Quatorzième visite de la CPI dans la capitale guinéenne.
Lors de cette audience, l’équipe de la CPI s’est réjoui des avancées significatives du dossier. Pour Emeric Rogier qui a conduit l’équipe, « les efforts consentis par les autorités judiciaires guinéennes sont significatifs car un certain nombre de protagonistes vont être prochainement renvoyés devant le tribunal criminel » Il s’est félicité du « travail remarquable » du pool de juges d’instruction, ajoutant que la CPI fait entièrement confiance aux autorités judiciaires guinéennes pour gérer ce dossier et tenir le procès dans un bref délai avec la clôture des instructions relative aux évènements du 28 septembre 2009. L’équipe de la CPI a également discuté avec les autorités judiciaires des préparations nécessaires pour l’organisation d’un procès équitable dans de bonne conditions et dans un délai aussi raisonnable que possible pour toutes les parties impliquées dans le processus.
Face à la délégation, et du côté du ministre de la Justice, vraiment rien de nouveau. Du déjà vu et entendu. Me Cheik Sako, n’a en effet que réaffirmé à la délégation de la CPI « la volonté du Gouvernement guinéen de lutter contre l’impunité sous toutes ces formes, même au-delà des évènements du 28 septembre 2009 ».

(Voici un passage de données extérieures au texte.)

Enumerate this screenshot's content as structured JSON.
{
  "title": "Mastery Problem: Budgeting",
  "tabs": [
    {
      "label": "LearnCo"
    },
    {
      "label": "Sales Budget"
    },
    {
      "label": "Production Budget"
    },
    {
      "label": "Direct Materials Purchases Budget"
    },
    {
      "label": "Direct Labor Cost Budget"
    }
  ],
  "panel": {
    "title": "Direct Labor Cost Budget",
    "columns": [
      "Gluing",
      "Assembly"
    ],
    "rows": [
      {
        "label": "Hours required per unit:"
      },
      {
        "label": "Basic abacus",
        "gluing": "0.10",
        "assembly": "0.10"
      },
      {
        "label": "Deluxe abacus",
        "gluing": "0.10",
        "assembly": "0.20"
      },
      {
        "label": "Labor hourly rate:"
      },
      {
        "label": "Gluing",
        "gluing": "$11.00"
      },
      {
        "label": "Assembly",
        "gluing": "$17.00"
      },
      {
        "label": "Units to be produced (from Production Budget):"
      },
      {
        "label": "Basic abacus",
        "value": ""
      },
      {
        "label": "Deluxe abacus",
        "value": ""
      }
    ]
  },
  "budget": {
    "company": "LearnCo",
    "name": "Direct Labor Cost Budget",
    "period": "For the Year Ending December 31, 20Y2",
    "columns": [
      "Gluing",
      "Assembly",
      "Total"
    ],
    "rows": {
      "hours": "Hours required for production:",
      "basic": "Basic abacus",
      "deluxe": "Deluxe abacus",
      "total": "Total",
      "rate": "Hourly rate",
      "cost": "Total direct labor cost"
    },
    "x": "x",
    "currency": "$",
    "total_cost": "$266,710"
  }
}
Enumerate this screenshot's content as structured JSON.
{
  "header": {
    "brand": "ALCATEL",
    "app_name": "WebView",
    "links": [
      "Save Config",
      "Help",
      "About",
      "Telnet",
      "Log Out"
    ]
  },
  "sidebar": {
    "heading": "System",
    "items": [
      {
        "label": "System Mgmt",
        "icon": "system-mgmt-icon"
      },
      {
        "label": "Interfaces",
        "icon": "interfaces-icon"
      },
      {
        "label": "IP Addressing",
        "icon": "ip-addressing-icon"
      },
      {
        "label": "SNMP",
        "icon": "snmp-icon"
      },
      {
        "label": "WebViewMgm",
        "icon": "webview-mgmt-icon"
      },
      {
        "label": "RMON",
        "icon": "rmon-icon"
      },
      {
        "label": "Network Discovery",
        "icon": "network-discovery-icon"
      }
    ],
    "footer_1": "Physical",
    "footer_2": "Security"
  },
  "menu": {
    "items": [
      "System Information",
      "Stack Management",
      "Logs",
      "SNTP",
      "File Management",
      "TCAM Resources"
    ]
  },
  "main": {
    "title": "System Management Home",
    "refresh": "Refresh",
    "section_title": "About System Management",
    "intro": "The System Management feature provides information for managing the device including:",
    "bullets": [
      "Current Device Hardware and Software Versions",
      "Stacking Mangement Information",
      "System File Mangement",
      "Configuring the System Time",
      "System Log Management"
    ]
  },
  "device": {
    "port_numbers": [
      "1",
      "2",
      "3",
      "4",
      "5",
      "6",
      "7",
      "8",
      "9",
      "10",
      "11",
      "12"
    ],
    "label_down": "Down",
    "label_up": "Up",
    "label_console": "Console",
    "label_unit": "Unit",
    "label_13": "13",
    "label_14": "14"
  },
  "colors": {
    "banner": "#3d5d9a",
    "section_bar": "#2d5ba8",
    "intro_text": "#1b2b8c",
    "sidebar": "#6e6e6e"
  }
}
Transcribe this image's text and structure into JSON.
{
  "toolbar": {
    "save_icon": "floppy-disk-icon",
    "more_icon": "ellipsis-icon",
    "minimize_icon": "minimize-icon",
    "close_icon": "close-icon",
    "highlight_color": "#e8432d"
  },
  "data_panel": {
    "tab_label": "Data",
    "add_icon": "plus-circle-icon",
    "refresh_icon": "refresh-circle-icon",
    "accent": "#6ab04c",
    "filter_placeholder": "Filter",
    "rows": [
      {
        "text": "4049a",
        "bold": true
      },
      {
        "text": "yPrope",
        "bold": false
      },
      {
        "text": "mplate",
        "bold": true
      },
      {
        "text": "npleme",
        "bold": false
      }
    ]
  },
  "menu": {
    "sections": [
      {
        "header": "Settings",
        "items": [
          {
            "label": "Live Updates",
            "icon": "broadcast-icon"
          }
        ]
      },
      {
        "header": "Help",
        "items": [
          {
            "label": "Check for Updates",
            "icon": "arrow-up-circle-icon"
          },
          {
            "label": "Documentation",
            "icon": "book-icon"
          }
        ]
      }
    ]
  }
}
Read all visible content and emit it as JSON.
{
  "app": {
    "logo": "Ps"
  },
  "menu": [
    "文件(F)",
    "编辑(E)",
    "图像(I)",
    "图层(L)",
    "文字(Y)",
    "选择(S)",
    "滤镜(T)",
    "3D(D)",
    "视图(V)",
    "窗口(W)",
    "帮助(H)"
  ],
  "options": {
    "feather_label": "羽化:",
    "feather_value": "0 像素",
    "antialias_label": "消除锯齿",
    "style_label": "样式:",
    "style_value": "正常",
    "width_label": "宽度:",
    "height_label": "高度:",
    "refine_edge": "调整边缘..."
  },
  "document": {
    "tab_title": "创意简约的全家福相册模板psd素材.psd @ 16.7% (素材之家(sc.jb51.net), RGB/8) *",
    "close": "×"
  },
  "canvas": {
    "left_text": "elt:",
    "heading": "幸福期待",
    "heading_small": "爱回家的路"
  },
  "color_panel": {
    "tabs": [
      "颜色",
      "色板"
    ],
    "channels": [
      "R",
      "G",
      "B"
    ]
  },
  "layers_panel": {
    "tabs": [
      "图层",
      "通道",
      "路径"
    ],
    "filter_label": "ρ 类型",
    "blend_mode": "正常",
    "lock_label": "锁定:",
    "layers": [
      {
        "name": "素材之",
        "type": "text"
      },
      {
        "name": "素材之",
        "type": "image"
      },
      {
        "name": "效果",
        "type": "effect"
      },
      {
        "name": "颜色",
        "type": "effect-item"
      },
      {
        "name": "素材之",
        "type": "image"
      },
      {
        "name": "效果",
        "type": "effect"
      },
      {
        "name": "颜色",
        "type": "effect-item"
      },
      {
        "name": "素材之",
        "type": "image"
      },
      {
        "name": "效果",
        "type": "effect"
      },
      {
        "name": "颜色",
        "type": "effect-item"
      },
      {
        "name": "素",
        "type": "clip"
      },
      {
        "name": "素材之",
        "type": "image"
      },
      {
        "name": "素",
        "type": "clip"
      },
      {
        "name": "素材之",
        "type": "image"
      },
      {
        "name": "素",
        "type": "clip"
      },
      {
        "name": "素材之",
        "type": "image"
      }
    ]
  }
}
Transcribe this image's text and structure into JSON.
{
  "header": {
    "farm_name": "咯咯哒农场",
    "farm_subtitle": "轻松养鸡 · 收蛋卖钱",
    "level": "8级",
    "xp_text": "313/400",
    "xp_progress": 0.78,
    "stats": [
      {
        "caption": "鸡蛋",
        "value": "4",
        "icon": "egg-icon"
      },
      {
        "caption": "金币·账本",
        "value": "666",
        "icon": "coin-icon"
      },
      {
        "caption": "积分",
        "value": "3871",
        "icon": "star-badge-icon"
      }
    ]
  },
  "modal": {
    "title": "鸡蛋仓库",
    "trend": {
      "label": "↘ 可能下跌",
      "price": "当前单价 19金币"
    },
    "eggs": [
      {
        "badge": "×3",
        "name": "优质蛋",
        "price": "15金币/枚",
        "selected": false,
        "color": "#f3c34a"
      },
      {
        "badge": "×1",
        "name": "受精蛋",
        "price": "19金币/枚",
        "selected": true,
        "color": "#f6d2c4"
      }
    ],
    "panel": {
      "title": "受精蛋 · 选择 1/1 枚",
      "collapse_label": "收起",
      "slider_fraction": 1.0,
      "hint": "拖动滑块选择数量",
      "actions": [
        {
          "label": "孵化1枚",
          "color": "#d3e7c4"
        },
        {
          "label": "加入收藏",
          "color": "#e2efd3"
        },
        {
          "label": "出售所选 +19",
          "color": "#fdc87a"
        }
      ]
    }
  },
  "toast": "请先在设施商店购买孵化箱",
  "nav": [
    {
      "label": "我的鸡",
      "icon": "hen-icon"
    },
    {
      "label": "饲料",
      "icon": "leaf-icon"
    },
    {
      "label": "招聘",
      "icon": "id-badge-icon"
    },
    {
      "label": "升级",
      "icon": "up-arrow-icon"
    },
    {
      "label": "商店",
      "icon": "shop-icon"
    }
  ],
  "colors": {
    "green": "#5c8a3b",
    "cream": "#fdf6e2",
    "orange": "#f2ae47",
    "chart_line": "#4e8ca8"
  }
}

Mais, le séjour de cette délégation a coïncidé avec les violences électorales survenues après le scrutin du 4 février 2018 en Guinée. Au lendemain des élections locales, ces violences ont fait 7 morts à Conakry et en régions, en plus des nombreux dégâts matériels. Emeric Roger a regretté ces morts avant d’avertir que « ces violences électorales peuvent aboutir à des crimes de masses ou à d’autres situations devant amener des gens à rendre des comptes devant les juridictions nationales ou internationales ». Il a déclaré haut et fort que le bureau de la procureure Fatou Bensouda garde un œil sur tout ce qui se passe en Guinée, demandant aux leaders politiques de régler tous les différents par les voies pacifiques et légales.
Un message qui sonne comme un avertissement à l’endroit des acteurs politiques guinéens, alors que les résultats des élections communales du 4 février tombent encore au compte-goutte.